Ghazvini’s younger sister, Matin, who recently graduated from the Rady Faculty of Health Sciences as a physiotherapist, was at the Opening Assembly to support her.

The future dentist now dreams of organizing oral-care outreach trips to rural Iran. “Because I’ve been given this opportunity, I would love to give back,” she said.

Another student feeling gratitude for his inaugural Canadian white coat was Ehiedu Osemiha, a dentist from Nigeria who arrived in this country two and a half years ago. Along with three other dentists who were educated in Hungary, Poland and Venezuela, he is starting the International Dentist Degree Program. The two-year program prepares foreign-trained dentists for accreditation in Canada.

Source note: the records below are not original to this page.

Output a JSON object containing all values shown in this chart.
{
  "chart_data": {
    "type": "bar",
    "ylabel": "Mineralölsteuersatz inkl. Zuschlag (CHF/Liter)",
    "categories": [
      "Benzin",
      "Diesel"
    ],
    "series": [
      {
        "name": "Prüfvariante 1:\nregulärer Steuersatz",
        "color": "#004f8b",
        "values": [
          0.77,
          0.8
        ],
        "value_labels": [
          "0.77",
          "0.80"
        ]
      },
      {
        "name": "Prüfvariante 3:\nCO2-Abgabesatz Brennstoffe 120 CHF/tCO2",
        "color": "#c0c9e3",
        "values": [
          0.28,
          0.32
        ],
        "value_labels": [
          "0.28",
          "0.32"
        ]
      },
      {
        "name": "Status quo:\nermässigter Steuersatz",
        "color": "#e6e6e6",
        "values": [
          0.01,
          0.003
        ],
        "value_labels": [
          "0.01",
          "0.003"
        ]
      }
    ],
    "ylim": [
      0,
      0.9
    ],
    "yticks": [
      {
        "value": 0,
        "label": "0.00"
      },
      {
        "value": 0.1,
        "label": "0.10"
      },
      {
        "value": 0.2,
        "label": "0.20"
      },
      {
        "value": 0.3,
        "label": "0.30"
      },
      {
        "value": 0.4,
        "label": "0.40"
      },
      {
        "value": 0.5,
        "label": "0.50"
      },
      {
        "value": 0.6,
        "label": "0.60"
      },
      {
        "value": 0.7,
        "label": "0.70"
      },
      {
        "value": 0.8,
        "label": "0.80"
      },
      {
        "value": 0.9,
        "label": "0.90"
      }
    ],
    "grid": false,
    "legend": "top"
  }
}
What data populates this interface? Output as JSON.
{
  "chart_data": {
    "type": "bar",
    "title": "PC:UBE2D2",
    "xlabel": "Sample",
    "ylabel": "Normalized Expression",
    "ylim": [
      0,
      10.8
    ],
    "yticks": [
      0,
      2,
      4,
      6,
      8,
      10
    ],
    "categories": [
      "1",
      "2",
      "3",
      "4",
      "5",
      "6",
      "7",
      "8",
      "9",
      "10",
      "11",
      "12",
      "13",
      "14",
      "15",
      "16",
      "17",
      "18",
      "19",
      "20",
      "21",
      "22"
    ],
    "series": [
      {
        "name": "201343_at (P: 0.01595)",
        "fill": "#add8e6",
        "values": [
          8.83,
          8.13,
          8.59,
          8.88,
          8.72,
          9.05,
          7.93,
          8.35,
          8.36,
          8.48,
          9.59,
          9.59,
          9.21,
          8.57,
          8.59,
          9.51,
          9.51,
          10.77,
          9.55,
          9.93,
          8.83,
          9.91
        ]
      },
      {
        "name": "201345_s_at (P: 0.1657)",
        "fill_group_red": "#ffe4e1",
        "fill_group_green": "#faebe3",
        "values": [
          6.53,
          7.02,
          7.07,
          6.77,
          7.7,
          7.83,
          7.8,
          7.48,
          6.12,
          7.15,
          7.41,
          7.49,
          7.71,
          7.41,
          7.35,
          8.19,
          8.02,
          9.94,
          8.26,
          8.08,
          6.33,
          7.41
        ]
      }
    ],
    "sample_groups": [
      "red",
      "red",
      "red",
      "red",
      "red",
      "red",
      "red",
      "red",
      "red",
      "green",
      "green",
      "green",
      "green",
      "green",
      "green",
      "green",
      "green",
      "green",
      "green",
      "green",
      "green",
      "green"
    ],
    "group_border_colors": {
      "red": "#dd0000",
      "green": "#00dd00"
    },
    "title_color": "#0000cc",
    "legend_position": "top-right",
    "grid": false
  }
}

“Being here is the achievement of a dream,” said Osemiha, 40, whose wife and two young sons were on hand to cheer for him, having watched him study for months for the qualifying exams to get into the program.

“I was accepted at a couple of different schools,” he added, “but I think U of M is the most sensitive to cultural diversity, and I appreciate that.”

Ariane Manabat, 21, was born in the Philippines and came to Canada 11 years ago. She enrolled in the U of M’s Asper School of Business, but realized it wasn’t for her. She changed direction, took prerequisite science courses and earned her white coat as one of 27 students in the School of Dental Hygiene Class of 2019.

“It was great,” Manabat said about receiving her white coat. “I’ve been working for this for a long time. This is what I really wanted – providing health care and helping people.”